- Sierra Eckert
- Allison Chaney
In a novel, time does not often move evenly or linearly–––a single paragraph in García Márquez’s One Hundred Years of Solitude jumps several decades while in Proust’s In Search of Lost Time, 15 pages are devoted to a single moment of eating a madeleine. In this project, we are interested in the kind of language that used to talk about time and what is the shape and tempo of this language in a given text. Tracking what we call the “time signature” of a text, we use explicit references to time passing in order to divide up a text, and then use probabilistic methods to analyze the relationships to the kinds of words that cluster around changes in novel time and how these temporal patterns are distributed in a text. We hope to explore how “time signature” offers a lens into the location and duration of temporal language in a novel and how such “time signatures” might be used to predict other aspects of a text such as author, genre, format, and place of publication.

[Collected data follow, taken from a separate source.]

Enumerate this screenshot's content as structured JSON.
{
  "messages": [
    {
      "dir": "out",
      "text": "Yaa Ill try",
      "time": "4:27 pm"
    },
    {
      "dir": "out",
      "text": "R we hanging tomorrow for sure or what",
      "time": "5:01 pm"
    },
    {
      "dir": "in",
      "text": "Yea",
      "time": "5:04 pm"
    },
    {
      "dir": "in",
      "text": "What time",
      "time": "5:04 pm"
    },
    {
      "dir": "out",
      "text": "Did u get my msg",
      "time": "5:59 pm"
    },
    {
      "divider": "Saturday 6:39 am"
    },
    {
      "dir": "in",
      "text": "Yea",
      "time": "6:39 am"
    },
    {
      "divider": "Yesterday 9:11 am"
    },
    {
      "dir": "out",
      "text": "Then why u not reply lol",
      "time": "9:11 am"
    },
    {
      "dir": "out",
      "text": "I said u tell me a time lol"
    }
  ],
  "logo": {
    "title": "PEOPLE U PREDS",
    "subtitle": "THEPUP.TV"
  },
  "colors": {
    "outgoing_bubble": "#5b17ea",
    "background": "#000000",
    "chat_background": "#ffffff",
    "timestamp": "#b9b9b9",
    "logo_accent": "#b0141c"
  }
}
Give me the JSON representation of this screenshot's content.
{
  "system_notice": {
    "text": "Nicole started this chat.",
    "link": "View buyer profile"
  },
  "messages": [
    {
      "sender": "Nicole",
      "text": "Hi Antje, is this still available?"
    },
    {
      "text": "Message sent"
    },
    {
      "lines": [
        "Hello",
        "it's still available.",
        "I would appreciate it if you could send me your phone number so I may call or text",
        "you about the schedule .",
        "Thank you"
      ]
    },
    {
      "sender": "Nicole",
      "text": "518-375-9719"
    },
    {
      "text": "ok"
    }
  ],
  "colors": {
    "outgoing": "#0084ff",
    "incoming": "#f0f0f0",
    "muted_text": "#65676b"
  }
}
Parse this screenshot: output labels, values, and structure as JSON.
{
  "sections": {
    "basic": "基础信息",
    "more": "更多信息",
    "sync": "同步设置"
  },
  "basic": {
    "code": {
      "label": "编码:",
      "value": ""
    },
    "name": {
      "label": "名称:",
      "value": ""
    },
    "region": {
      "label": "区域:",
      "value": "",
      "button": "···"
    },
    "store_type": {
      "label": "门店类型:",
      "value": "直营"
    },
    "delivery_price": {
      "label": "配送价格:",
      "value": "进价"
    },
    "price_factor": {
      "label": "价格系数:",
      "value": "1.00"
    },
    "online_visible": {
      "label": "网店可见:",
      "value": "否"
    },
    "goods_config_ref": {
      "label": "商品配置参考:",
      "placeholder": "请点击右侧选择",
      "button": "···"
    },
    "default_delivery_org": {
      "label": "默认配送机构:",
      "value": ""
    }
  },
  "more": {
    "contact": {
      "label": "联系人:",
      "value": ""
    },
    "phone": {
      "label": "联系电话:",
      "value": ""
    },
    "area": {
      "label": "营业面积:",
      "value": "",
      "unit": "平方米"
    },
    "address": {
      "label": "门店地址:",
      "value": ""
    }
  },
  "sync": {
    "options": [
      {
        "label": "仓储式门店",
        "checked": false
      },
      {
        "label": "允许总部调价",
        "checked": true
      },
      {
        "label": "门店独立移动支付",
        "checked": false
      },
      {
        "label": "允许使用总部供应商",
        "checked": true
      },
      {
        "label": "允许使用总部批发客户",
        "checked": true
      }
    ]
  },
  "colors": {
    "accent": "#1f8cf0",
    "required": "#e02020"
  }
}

In the first phase, we have plotted our potential time anchors, parsing them out by magnitude: year, month, day, hour. These two plots include samples of 18th and 19th century novels, and one visualization of the corpus of a nineteenth century author, George Eliot. Building on this, we will use these words denoting time passing to chunk the text in four different ways, and run our model on these four different “chunkings” of the text.
- Cleaned corpus and developed preliminary stopwords list for initial LDA model (October 2015)
- Compiled a test corpus for the time-signature project (August 2015)